The new process is really an accounting change and will give a more precise measure of ALL customer interest.
Previously many dealers would bid for customers with a direct bid and then sell that award to the client. The bid was not the dealers and the dealer had no risk in the transaction as the client had agreed to take the bonds at a price.
The Treasury, with the change in procedure, is providing market transparency which was only available before to those who submitted those customer bids as direct bids. That dealer would know that a substantially larger amount of bonds had been “put away” or sold to end users than was actually being reported.
Under the old system the award to the dealers was larger as the customer bid was included in the dealers bid.
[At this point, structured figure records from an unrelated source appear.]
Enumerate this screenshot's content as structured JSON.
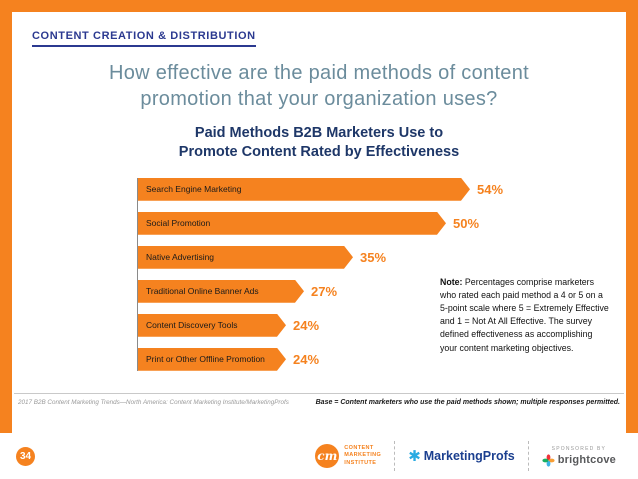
{
  "slide": {
    "eyebrow": "CONTENT CREATION & DISTRIBUTION",
    "question_line1": "How effective are the paid methods of content",
    "question_line2": "promotion that your organization uses?"
  },
  "chart_data": {
    "type": "bar",
    "orientation": "horizontal",
    "title": "Paid Methods B2B Marketers Use to Promote Content Rated by Effectiveness",
    "title_line1": "Paid Methods B2B Marketers Use to",
    "title_line2": "Promote Content Rated by Effectiveness",
    "categories": [
      "Search Engine Marketing",
      "Social Promotion",
      "Native Advertising",
      "Traditional Online Banner Ads",
      "Content Discovery Tools",
      "Print or Other Offline Promotion"
    ],
    "values": [
      54,
      50,
      35,
      27,
      24,
      24
    ],
    "value_suffix": "%",
    "xlim": [
      0,
      60
    ],
    "grid": false,
    "legend": false,
    "bar_color": "#F5821F",
    "value_label_color": "#F5821F"
  },
  "note": {
    "label": "Note:",
    "text": " Percentages comprise marketers who rated each paid method a 4 or 5 on a 5-point scale where 5 = Extremely Effective and 1 = Not At All Effective. The survey defined effectiveness as accomplishing your content marketing objectives."
  },
  "footnotes": {
    "source": "2017 B2B Content Marketing Trends—North America: Content Marketing Institute/MarketingProfs",
    "base": "Base = Content marketers who use the paid methods shown; multiple responses permitted."
  },
  "footer": {
    "page_number": "34",
    "cmi_logo": {
      "script": "cm",
      "line1": "CONTENT",
      "line2": "MARKETING",
      "line3": "INSTITUTE"
    },
    "marketingprofs_label": "MarketingProfs",
    "sponsored_by": "SPONSORED BY",
    "brightcove_label": "brightcove"
  },
  "icons": {
    "marketingprofs_star": "✱"
  },
  "colors": {
    "accent_orange": "#F5821F",
    "navy": "#1E3768",
    "header_blue": "#2B3990",
    "question_gray": "#6B8C9C"
  }
}
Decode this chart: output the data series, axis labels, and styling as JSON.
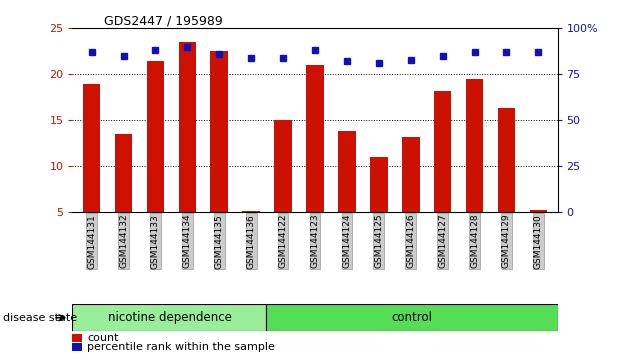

In that way the total to dealers was misleading as it made it look as though dealers were buying more bonds than they truly were. This gave an unfair advantage to the dealer who submitted the investor bid.
Simply stated many people look at the dealer total and view those bonds as bonds that will be quickly flipped back into the street. Now the number will be more accurate and in the aggregate we will have a better handle on total client demand.
There is also a very inside baseball game here. The Federal Reserve reviews the participation of primary dealers in the auction process. I know factually that some smaller dealers were hassled for the small percentage of the auction for which they bid. The Federal Reserve would sometimes compare different dealers and critique some for lack of participation relative to a peer.
In fact some dealers were bulking up their totals by including the client bid as their own and in that way overstating their participation. Now the Fed and the Treasury will have a better handle on the true participation rates of the various parties.
All of this sprang from the famous Solomon Brothers bidding scandal in the two year note auction in ( I believe ) May 1991. I will leave the details of that for a slow July Friday.